Oh, and there’s one other thing about Hong Kong – much of it is not designed to be walked at all. Many of the thoroughfares are only accessible to cars, motorcycles, and trucks.

And one other thing – there is construction everywhere.

Small construction projects with bamboo scaffolding are on every city block.  But there are also giant huge squares of construction for skyscrapers (no doubt with malls) that are too big to comprehend the scale until you find yourself walking around them.

With all of these obstacles, the reality of my mapped walk was twice as long, and included awed gaping by me at massive construction projects as well as several unexpected lost hours in malls.
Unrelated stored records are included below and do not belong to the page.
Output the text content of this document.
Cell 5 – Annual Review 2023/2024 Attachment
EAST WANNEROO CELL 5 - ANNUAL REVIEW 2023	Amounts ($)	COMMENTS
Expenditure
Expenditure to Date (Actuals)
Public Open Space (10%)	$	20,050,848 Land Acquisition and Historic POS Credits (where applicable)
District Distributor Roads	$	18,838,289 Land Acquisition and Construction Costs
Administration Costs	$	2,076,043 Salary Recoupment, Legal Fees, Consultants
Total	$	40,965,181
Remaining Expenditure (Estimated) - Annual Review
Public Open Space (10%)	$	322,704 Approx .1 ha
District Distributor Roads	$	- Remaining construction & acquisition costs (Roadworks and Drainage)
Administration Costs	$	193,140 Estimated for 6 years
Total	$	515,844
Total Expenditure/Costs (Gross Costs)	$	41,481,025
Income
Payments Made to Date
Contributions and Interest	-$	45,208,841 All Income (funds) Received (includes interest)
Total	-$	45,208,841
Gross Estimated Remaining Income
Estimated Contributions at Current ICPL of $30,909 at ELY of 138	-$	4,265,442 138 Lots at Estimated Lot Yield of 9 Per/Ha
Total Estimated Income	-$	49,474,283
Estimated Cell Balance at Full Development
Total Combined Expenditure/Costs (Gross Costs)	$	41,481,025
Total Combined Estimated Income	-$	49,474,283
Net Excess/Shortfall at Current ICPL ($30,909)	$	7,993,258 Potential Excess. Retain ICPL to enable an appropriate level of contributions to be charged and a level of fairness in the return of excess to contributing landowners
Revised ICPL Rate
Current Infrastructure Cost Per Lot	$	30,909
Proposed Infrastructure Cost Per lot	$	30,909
When I was on the street or raised sidewalks and able to walk outdoors on Kowloon, I sincerely enjoyed the scenery:

In hindsight, my plan was a great way to spend the day getting to know the city. But, it was a terrible way to get to the Bird Market, and when I finally arrived, I was very disappointed to find it closed -- just an empty alley with a forlorn bird mural.

The Bird Garden was still open, but there weren't many people around and I wasn't feeling too safe going in there all alone in the dark, so I skipped it as well.

As I tried to shake off my frustration, I mistakenly paid for a MTR ticket at East Mong Kok station when I needed plain-old Mong Kok station.  The only way out was to put my ticket into the exit machine and eat the loss.  If you read the map below, my error will be clear (I was getting tired and hungry).

Finally, after a visit to yet another mall, I got on an MTR line that connected with another line that could get me to Kowloon station. E was at a party at the W hotel  (which, conveniently was attached to the mall for the station), so I figured I’d grab some dinner (in the mall, of course) and see if we could meet up for the train back to the Asia World Expo/hotel.

I picked the Chinese restaurant that looked the most interesting to me and enjoyed the best spicy beef noodle soup I’ve ever had.

Seriously.  I will be dreaming of this soup for a long time.  It was absolutely perfectly tasty and hot with great beef and wonderfully dense chewy noodles.  When I was done, I was too exhausted to wait for E's party to get out, so I went back to the landfill of Asia World Expo alone on the train, legs tired, lips burning, and extremely content.